Özet: Besin yoğun bir diyet tüketmek, psikoaktif maddelerden çıkmak ve stres yönetimi tekniklerini uygulamak kaygı belirtilerini azaltmaya yardımcı olabilir.

Ne Zaman Profesyonel Yardım Alınmalıdır?

Anksiyete zayıflatıcı olabilir.
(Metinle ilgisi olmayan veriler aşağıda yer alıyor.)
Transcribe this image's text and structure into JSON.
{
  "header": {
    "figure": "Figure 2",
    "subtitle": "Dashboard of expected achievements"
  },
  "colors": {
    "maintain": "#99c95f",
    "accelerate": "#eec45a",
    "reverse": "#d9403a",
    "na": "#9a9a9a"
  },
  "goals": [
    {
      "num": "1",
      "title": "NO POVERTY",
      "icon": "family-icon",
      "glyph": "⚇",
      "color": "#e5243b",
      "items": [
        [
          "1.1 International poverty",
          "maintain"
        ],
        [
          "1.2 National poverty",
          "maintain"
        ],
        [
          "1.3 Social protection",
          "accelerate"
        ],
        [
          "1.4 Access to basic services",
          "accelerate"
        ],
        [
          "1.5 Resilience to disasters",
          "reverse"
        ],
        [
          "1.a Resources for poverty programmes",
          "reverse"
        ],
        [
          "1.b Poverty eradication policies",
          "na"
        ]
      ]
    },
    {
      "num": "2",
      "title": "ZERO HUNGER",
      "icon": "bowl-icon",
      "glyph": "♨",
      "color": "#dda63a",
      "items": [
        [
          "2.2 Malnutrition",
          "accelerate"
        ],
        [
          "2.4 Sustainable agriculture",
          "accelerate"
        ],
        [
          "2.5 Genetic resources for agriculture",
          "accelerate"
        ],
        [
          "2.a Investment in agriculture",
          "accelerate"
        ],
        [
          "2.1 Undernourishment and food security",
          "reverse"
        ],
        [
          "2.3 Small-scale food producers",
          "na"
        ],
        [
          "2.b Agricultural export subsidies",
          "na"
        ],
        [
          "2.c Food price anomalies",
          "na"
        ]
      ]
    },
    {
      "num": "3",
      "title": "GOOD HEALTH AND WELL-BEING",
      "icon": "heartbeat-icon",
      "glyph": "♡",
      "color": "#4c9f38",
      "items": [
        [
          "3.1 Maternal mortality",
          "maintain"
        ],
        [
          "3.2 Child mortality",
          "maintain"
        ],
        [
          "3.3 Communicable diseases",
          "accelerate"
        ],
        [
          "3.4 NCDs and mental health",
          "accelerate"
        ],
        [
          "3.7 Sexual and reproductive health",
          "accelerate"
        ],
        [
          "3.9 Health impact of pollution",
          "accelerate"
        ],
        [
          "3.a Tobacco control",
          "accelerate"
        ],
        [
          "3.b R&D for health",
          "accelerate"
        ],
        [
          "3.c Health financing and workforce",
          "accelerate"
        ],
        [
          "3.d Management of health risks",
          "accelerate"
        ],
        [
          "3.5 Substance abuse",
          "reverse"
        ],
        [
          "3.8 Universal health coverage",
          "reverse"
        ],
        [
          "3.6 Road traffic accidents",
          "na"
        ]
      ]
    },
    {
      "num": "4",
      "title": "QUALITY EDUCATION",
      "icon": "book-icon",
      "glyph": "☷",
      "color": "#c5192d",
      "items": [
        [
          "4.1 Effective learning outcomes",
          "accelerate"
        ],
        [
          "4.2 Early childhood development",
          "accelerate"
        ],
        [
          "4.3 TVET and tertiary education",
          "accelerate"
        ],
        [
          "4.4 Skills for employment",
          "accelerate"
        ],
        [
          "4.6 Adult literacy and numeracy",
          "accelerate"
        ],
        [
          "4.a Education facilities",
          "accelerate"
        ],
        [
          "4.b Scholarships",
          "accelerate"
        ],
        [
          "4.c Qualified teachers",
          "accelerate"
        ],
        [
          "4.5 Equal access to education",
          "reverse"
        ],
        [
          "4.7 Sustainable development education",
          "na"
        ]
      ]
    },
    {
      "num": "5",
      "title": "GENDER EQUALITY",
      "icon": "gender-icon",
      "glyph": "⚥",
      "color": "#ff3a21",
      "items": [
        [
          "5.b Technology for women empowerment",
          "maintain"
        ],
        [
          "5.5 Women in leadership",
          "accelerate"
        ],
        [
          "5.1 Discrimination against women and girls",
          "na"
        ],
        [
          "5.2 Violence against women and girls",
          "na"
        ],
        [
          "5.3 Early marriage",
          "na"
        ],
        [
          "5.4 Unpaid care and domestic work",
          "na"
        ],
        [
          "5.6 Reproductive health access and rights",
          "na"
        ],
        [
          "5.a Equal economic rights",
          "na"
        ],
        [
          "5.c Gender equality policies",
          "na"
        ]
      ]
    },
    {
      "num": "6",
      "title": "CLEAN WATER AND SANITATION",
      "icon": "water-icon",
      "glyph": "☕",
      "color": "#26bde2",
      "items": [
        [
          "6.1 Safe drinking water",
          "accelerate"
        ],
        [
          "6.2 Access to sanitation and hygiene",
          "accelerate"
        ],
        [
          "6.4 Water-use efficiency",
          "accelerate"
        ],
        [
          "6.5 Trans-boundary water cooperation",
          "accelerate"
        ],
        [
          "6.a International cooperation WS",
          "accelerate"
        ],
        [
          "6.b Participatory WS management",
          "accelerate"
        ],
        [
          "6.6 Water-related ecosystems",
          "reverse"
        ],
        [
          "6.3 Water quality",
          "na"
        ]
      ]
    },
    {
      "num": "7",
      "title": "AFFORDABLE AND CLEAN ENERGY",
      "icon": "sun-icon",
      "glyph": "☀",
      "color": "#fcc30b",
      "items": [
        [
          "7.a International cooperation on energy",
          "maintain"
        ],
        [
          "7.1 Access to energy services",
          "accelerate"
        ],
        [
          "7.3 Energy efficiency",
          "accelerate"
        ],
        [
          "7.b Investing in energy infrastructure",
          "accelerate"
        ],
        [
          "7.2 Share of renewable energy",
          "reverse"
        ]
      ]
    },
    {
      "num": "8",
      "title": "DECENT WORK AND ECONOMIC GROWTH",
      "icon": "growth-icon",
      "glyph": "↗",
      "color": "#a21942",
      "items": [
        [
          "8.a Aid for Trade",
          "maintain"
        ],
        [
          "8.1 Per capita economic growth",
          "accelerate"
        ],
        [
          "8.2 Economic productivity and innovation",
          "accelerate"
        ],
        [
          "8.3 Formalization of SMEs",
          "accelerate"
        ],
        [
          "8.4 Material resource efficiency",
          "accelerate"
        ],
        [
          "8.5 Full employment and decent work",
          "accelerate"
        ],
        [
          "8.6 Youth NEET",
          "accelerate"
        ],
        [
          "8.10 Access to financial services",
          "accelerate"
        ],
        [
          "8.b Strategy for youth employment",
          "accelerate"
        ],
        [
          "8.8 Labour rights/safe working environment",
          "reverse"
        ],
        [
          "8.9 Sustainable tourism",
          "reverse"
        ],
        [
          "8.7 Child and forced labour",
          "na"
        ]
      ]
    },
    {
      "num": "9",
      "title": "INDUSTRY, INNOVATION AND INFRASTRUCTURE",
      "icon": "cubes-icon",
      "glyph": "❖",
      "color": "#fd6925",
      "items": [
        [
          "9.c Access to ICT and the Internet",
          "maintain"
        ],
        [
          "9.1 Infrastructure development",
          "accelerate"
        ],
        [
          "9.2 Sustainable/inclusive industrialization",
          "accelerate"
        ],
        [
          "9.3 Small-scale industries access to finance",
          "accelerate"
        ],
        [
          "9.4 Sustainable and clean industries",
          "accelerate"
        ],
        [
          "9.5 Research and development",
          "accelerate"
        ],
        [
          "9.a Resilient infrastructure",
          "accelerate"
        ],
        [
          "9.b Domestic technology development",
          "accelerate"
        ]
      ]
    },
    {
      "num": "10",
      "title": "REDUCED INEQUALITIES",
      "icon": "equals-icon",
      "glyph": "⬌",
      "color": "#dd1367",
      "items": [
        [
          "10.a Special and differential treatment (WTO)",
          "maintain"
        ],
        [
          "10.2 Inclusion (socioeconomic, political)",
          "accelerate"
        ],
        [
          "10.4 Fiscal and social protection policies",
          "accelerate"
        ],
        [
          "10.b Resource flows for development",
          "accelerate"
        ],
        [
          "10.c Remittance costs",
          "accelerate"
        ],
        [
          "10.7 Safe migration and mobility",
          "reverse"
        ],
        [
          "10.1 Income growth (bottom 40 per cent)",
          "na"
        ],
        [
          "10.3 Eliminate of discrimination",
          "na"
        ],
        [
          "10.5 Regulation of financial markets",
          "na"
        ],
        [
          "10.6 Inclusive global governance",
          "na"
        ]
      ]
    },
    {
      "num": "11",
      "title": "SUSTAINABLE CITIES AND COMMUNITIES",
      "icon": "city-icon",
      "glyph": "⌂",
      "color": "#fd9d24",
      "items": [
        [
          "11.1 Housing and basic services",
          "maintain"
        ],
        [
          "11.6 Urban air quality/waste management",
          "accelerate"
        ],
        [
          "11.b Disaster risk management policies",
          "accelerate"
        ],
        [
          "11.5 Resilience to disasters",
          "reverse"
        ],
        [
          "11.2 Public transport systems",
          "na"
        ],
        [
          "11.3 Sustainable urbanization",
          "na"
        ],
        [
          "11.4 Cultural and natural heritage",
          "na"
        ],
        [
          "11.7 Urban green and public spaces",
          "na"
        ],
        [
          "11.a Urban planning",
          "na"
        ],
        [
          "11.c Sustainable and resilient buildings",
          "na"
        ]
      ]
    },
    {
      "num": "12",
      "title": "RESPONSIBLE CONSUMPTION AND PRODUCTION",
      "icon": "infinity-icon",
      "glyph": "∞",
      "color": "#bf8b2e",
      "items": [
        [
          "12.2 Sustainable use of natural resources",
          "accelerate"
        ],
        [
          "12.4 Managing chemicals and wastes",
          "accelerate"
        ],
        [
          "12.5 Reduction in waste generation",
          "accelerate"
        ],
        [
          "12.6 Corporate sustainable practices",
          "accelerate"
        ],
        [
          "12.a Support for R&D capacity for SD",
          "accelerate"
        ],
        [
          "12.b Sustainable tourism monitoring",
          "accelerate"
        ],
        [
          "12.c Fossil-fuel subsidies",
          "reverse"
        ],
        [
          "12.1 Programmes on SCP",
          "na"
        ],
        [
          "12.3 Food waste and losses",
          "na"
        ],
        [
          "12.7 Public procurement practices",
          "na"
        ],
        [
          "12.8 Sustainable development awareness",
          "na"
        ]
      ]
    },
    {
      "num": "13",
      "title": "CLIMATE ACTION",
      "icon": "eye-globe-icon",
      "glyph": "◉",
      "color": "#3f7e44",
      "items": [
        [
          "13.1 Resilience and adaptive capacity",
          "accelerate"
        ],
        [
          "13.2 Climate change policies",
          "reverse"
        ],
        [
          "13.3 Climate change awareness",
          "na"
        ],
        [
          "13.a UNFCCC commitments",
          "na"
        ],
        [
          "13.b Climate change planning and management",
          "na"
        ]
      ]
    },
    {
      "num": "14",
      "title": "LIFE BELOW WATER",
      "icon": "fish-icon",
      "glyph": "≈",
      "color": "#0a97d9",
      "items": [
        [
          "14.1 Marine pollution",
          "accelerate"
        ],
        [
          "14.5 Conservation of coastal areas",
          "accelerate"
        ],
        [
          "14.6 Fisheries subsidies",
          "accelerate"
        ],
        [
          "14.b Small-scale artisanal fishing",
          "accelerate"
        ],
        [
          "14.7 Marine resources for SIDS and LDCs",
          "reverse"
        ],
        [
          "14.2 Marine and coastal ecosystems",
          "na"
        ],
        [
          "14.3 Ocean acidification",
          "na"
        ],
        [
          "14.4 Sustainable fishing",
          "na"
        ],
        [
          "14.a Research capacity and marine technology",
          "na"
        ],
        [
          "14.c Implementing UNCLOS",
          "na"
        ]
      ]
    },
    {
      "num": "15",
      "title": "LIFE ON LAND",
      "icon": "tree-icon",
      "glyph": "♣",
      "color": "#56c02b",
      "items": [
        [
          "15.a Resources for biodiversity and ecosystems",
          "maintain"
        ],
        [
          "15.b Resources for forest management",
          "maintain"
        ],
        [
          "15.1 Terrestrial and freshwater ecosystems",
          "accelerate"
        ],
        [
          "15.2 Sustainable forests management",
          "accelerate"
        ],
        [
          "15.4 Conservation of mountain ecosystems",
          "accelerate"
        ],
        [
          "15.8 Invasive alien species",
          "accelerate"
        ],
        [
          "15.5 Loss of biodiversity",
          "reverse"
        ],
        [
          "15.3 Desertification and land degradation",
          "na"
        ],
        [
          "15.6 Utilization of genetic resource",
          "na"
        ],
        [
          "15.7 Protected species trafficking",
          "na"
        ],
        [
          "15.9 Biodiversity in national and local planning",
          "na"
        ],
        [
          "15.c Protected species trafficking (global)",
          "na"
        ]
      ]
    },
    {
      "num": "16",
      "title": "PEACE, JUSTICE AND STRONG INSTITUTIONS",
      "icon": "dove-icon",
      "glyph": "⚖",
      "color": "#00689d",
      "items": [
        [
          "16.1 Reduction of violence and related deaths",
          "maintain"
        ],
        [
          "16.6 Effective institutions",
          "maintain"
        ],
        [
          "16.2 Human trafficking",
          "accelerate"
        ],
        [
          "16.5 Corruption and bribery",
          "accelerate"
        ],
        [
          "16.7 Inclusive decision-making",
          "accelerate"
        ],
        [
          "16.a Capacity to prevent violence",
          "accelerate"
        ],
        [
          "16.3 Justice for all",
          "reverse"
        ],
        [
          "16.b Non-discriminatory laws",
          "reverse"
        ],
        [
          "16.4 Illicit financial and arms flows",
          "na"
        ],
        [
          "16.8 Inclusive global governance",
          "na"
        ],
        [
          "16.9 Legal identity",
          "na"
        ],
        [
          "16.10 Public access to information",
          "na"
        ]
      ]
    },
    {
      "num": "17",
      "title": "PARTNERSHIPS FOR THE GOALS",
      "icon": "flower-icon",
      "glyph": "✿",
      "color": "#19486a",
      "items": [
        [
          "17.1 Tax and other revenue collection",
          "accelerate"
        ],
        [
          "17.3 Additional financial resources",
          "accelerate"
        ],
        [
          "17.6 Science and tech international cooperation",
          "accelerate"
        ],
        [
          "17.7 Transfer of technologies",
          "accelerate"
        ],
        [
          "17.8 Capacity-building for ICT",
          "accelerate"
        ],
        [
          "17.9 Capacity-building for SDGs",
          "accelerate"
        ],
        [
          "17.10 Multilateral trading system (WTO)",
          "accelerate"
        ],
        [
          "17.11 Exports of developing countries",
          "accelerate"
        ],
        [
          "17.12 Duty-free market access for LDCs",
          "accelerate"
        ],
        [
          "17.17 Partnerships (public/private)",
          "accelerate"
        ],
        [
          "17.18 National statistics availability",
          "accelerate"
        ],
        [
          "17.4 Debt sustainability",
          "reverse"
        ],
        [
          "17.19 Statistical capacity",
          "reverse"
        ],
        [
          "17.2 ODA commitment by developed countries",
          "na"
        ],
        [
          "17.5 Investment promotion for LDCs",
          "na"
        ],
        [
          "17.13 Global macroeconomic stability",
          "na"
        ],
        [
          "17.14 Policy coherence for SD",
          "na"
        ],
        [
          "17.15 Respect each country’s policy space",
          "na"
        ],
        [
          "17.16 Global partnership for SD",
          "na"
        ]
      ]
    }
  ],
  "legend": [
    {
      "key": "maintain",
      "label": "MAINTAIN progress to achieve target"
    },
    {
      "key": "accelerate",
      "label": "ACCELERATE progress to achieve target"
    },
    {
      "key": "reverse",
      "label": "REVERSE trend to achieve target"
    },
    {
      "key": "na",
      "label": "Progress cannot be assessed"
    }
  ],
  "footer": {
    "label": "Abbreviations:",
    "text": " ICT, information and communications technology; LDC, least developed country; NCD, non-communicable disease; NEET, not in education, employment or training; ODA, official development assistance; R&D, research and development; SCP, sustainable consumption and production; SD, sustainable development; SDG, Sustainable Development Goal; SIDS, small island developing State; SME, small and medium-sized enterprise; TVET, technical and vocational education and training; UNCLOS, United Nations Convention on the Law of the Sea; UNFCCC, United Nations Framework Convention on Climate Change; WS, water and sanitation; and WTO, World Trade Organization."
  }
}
Bu nedenle belirtileriniz şiddetli ise profesyonel yardım almak önemlidir.

Günlerin çoğunda endişeli hissediyorsanız ve yukarıda listelenen semptomlardan bir veya daha fazlasını en az altı ay yaşarsanız, bu bir kaygı bozukluğunun işareti olabilir.

Ne kadar süredir belirtiler yaşarsanız yaşayın, duygularınızın yaşamınıza müdahale ettiğini düşünüyorsanız, profesyonel yardım almalısınız.

Ruhsatlı psikologlar ve psikiyatristler, anksiyete bozukluklarını çeşitli yollarla tedavi etmek için eğitilmektedir.

Bu genellikle bilişsel davranışçı terapi, anti-anksiyete ilaçları veya yukarıda listelenen bazı doğal tedavileri içerir.

Bir profesyonelle çalışmak, endişenizi yönetmenize ve belirtilerinizi mümkün olduğunca hızlı ve güvenli bir şekilde azaltmanıza yardımcı olabilir.

Özet: Yaşamınıza müdahale eden kronik anksiyete belirtileri yaşıyorsanız, profesyonel yardım almanız önemlidir.

Uzun Lafın Kısası

Anksiyete bozuklukları çeşitli semptomlarla karakterizedir.

En yaygın olanlardan biri, günlük işleyişi bozan aşırı ve müdahaleci endişedir. Diğer belirtiler arasında ajitasyon, huzursuzluk, yorgunluk, konsantre olma zorluğu, sinirlilik, gergin kaslar ve uyku problemi bulunur.

Tekrarlanan panik ataklar panik bozukluğunu gösterebilir, sosyal durumlardan korkmak, bunlardan kaçınmak sosyal anksiyete bozukluğunu gösterebilir ve aşırı fobiler belirli fobi bozukluklarının bir işareti olabilir.

Ne tür bir endişeniz olabileceğinden bağımsız olarak, lisanslı bir sağlık uzmanıyla çalışırken onu rahatlatmak için kullanabileceğiniz birçok doğal çözüm vardır.